Bridgett was videotaped removing “cash paper bills from the public golf course “Pro Shop cash register and {placing} that cash into his right front shorts pocket,” according to the statement of charges filed by Detective Sgt. Joseph Montminy of the county sheriff’s office.
On Aug. 9, 1992, Bridgett allegedly stole an estimated $800; the next day, $780. And when he was videotaped in the act again, police arrested him in a mall parking lot with $350 in marked bills in his pocket and then went to his home, where they found and seized $10,000 in cash, the statement says.
Bridgett, represented by attorney John Mudd, struck a plea deal with Charles County States Attorney Leonard Collins and also forfeited his county pension, accrued annual leave, and medical benefits. By the county’s reckoning, the restitution and lost benefits will cost Bridgett a total of $603,000.
The five county commissioners, three of whom had selected Bridgett for the top-ranking county post in January 1988, said in a joint statement that they hoped the disposition of the case “sends a strong message that this type of behavior will not be tolerated at any level of government in Charles County. …”
Not long afterward, one of the commissioners was caught on tape stealing gas from the county gas pumps by filling large containers in the back of his county-provided sedan to use in his other vehicles.
Commissioner Marland Deen, three times elected to the post of commissioner, at the age of 66, pleaded guilty in 2001 to theft and in a plea deal was given five years’ probation and avoided jail by paying $1,600 for gas he stole from the county pumps.

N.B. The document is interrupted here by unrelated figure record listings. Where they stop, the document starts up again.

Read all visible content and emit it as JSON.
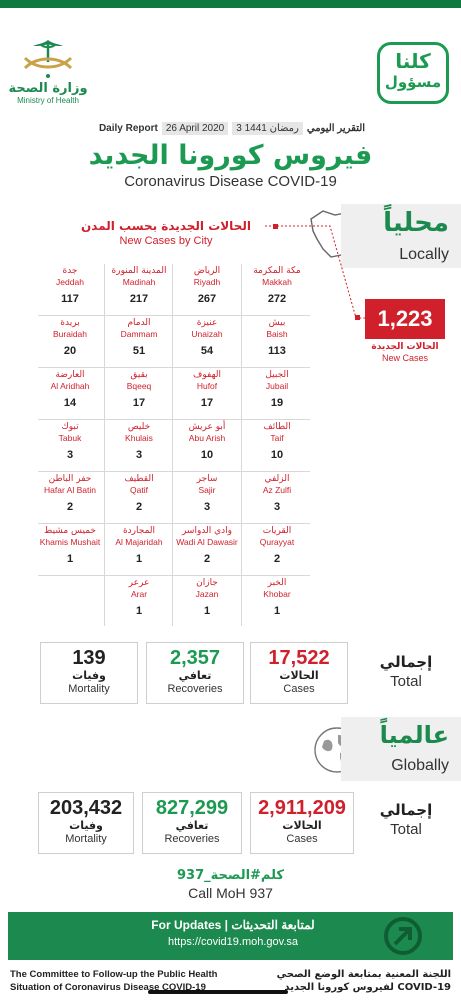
{
  "header": {
    "moh_ar": "وزارة الصحة",
    "moh_en": "Ministry of Health",
    "kolona_line1": "كلنا",
    "kolona_line2": "مسؤول",
    "report_ar": "التقرير اليومي",
    "report_date_hijri": "3 رمضان 1441",
    "report_date": "26 April 2020",
    "report_en": "Daily Report",
    "title_ar": "فيروس كورونا الجديد",
    "title_en": "Coronavirus Disease COVID-19"
  },
  "local": {
    "tag_ar": "محلياً",
    "tag_en": "Locally",
    "by_city_ar": "الحالات الجديدة بحسب المدن",
    "by_city_en": "New Cases by City",
    "new_cases_value": "1,223",
    "new_cases_ar": "الحالات الجديدة",
    "new_cases_en": "New Cases"
  },
  "cities": [
    {
      "ar": "مكة المكرمة",
      "en": "Makkah",
      "value": "272"
    },
    {
      "ar": "الرياض",
      "en": "Riyadh",
      "value": "267"
    },
    {
      "ar": "المدينة المنورة",
      "en": "Madinah",
      "value": "217"
    },
    {
      "ar": "جدة",
      "en": "Jeddah",
      "value": "117"
    },
    {
      "ar": "بيش",
      "en": "Baish",
      "value": "113"
    },
    {
      "ar": "عنيزة",
      "en": "Unaizah",
      "value": "54"
    },
    {
      "ar": "الدمام",
      "en": "Dammam",
      "value": "51"
    },
    {
      "ar": "بريدة",
      "en": "Buraidah",
      "value": "20"
    },
    {
      "ar": "الجبيل",
      "en": "Jubail",
      "value": "19"
    },
    {
      "ar": "الهفوف",
      "en": "Hufof",
      "value": "17"
    },
    {
      "ar": "بقيق",
      "en": "Bqeeq",
      "value": "17"
    },
    {
      "ar": "العارضة",
      "en": "Al Aridhah",
      "value": "14"
    },
    {
      "ar": "الطائف",
      "en": "Taif",
      "value": "10"
    },
    {
      "ar": "أبو عريش",
      "en": "Abu Arish",
      "value": "10"
    },
    {
      "ar": "خليص",
      "en": "Khulais",
      "value": "3"
    },
    {
      "ar": "تبوك",
      "en": "Tabuk",
      "value": "3"
    },
    {
      "ar": "الزلفي",
      "en": "Az Zulfi",
      "value": "3"
    },
    {
      "ar": "ساجر",
      "en": "Sajir",
      "value": "3"
    },
    {
      "ar": "القطيف",
      "en": "Qatif",
      "value": "2"
    },
    {
      "ar": "حفر الباطن",
      "en": "Hafar Al Batin",
      "value": "2"
    },
    {
      "ar": "القريات",
      "en": "Qurayyat",
      "value": "2"
    },
    {
      "ar": "وادي الدواسر",
      "en": "Wadi Al Dawasir",
      "value": "2"
    },
    {
      "ar": "المجاردة",
      "en": "Al Majaridah",
      "value": "1"
    },
    {
      "ar": "خميس مشيط",
      "en": "Khamis Mushait",
      "value": "1"
    },
    {
      "ar": "الخبر",
      "en": "Khobar",
      "value": "1"
    },
    {
      "ar": "جازان",
      "en": "Jazan",
      "value": "1"
    },
    {
      "ar": "عرعر",
      "en": "Arar",
      "value": "1"
    }
  ],
  "local_totals": {
    "total_ar": "إجمالي",
    "total_en": "Total",
    "cases_value": "17,522",
    "cases_ar": "الحالات",
    "cases_en": "Cases",
    "recoveries_value": "2,357",
    "recoveries_ar": "تعافي",
    "recoveries_en": "Recoveries",
    "mortality_value": "139",
    "mortality_ar": "وفيات",
    "mortality_en": "Mortality"
  },
  "global": {
    "tag_ar": "عالمياً",
    "tag_en": "Globally",
    "total_ar": "إجمالي",
    "total_en": "Total",
    "cases_value": "2,911,209",
    "cases_ar": "الحالات",
    "cases_en": "Cases",
    "recoveries_value": "827,299",
    "recoveries_ar": "تعافي",
    "recoveries_en": "Recoveries",
    "mortality_value": "203,432",
    "mortality_ar": "وفيات",
    "mortality_en": "Mortality"
  },
  "call": {
    "ar": "كلم#الصحة_937",
    "en": "Call MoH 937"
  },
  "updates": {
    "label": "For Updates | لمتابعة التحديثات",
    "url": "https://covid19.moh.gov.sa"
  },
  "footer": {
    "en_line1": "The Committee to Follow-up the Public Health",
    "en_line2": "Situation of Coronavirus Disease COVID-19",
    "ar_line1": "اللجنة المعنية بمتابعة الوضع الصحي",
    "ar_line2": "لفيروس كورونا الجديد COVID-19"
  },
  "colors": {
    "green": "#1c8a4e",
    "red": "#d0202b",
    "grey_panel": "#efefef"
  }
}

Deen admitted he was dumb to take the gas and took responsibility, saying his actions were foolish and stupid.
Detectives had videotaped him filling gas cans in the back seat of his car, which essentially made him a rolling bomb. Deen was well liked and re-elected by the voters to the post of commissioner after serving two months in jail for running illegal slot machines in his store on Rt. 925 in Waldorf. Deen had been charged with operating illegal video gambling machines at Deen’s Little Store in 1984. Two other prominent Charles County names — deputy sheriff John T. Hindle and John L. Sprague, the brother of state delegate Michael Sprague (D-Charles Co.), were caught up in the gambling raid. Deputy Hindle was operating the illegal slot machine at the Fraternal Order of Police Lodge in La Plata.
Following his theft conviction, Deen never ran for office again. He was accused of running a rental property without heat and water where a baby died but was exonerated when the medical examiner ruled the cause of death to be sudden infant death syndrome.
Bridgett, following his release from prison, began running a country store near La Plata and a marina on the Potomac.